FIFA made special contract dispensations to allow them to leave Russia if they wished, and Dreyer grabbed that opportunity, returning to Midtjylland, first on loan and later in a permanent move.

“I wanted to go home to family and be close to them,” he explained. “What happened in Russia was – it was nothing about football or anything.

“Maybe people, they think football is just fun. But there are also a lot of other things we have to take care of, like moving a family from one part of the earth to another part of the earth, and that's also something we have to go through. We want to live the dream of being in football, because it's the best job in the world, but it's also a tough job. Especially as a foreign player, I'm like 10, 12 hours away from home. So if we're two days off, I'm not going home, which other people can do. That's a part of being a footballer.”

Foundational role

Before long he was on the move again, joining Anderlecht in another multi-million-dollar transfer in 2023. He would bag 31 goals and 23 assists in 87 appearances for the Belgian heavyweights before San Diego came calling, offering not just a completely different experience in North America, but a foundational role in the birth of SDFC.

Dreyer couldn’t resist the appeal of that challenge, and he’s glad for it.

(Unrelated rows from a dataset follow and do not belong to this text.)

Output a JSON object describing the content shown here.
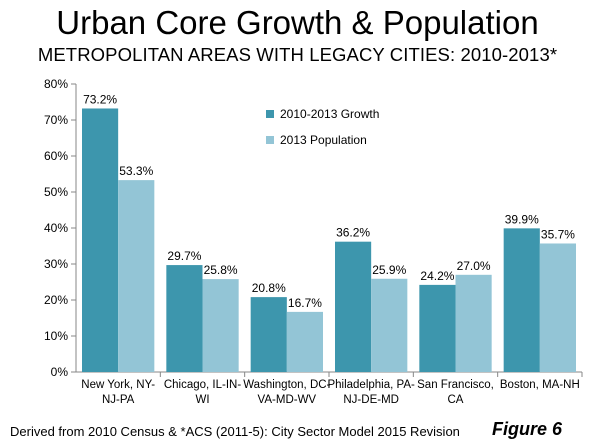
{
  "title": "Urban Core Growth & Population",
  "subtitle": "METROPOLITAN AREAS WITH LEGACY CITIES: 2010-2013*",
  "footer_note": "Derived from 2010 Census & *ACS (2011-5): City Sector Model 2015 Revision",
  "figure_label": "Figure 6",
  "colors": {
    "growth": "#3d96ad",
    "population": "#93c5d6"
  },
  "chart_data": {
    "type": "bar",
    "categories": [
      [
        "New York, NY-",
        "NJ-PA"
      ],
      [
        "Chicago, IL-IN-",
        "WI"
      ],
      [
        "Washington, DC-",
        "VA-MD-WV"
      ],
      [
        "Philadelphia, PA-",
        "NJ-DE-MD"
      ],
      [
        "San Francisco,",
        "CA"
      ],
      [
        "Boston, MA-NH"
      ]
    ],
    "series": [
      {
        "name": "2010-2013 Growth",
        "values": [
          73.2,
          29.7,
          20.8,
          36.2,
          24.2,
          39.9
        ],
        "labels": [
          "73.2%",
          "29.7%",
          "20.8%",
          "36.2%",
          "24.2%",
          "39.9%"
        ]
      },
      {
        "name": "2013 Population",
        "values": [
          53.3,
          25.8,
          16.7,
          25.9,
          27.0,
          35.7
        ],
        "labels": [
          "53.3%",
          "25.8%",
          "16.7%",
          "25.9%",
          "27.0%",
          "35.7%"
        ]
      }
    ],
    "ylim": [
      0,
      80
    ],
    "yticks": [
      "0%",
      "10%",
      "20%",
      "30%",
      "40%",
      "50%",
      "60%",
      "70%",
      "80%"
    ],
    "grid": false,
    "legend_position": "top-center"
  }
}
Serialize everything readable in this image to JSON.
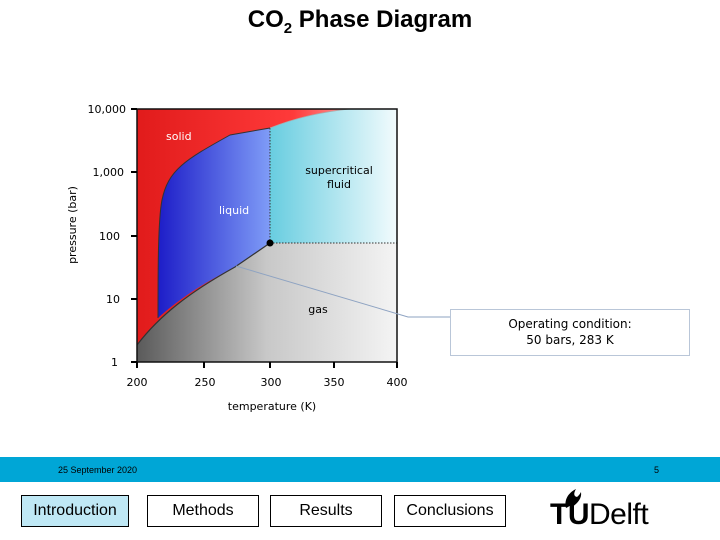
{
  "slide": {
    "title_main": "CO",
    "title_sub": "2",
    "title_rest": " Phase Diagram"
  },
  "chart_data": {
    "type": "phase-diagram",
    "xlabel": "temperature (K)",
    "ylabel": "pressure (bar)",
    "x_ticks": [
      "200",
      "250",
      "300",
      "350",
      "400"
    ],
    "y_ticks": [
      "10,000",
      "1,000",
      "100",
      "10",
      "1"
    ],
    "y_scale": "log",
    "xlim": [
      200,
      400
    ],
    "ylim": [
      1,
      10000
    ],
    "regions": [
      "solid",
      "liquid",
      "supercritical fluid",
      "gas"
    ],
    "critical_point": {
      "x": 304,
      "y": 74
    },
    "region_colors": {
      "solid": "#e42020",
      "liquid": "#2a2ad4",
      "supercritical": "#7ad4e6",
      "gas": "#a0a0a0"
    }
  },
  "diagram_labels": {
    "solid": "solid",
    "liquid": "liquid",
    "supercritical_1": "supercritical",
    "supercritical_2": "fluid",
    "gas": "gas"
  },
  "callout": {
    "line1": "Operating condition:",
    "line2": "50 bars, 283 K"
  },
  "footer": {
    "date": "25 September 2020",
    "page": "5",
    "bar_color": "#00a6d6"
  },
  "nav": {
    "introduction": "Introduction",
    "methods": "Methods",
    "results": "Results",
    "conclusions": "Conclusions"
  },
  "logo": {
    "tu": "TU",
    "delft": "Delft"
  }
}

“When you go to a club, normally there is a history, there is a way to do stuff,” said the Chrome-and-Azul’s second-ever Designated Player. “But here it is brand new, and we as players here, we're the first ones who put on that San Diego shirt, and we have to start to build a culture here in San Diego in how the things are done. So that's a nice, nice experience, and that's also something that that brought me over here.

“Now I'm loving it here. Sometimes I stop and I'm at home and I'm just like, it's so nice to be here and I'm just enjoying every day,” he added. “The city is nice, the stadium, the facilities, it's nice, fans are amazing. So it's been a very, very nice fairy tale so far.”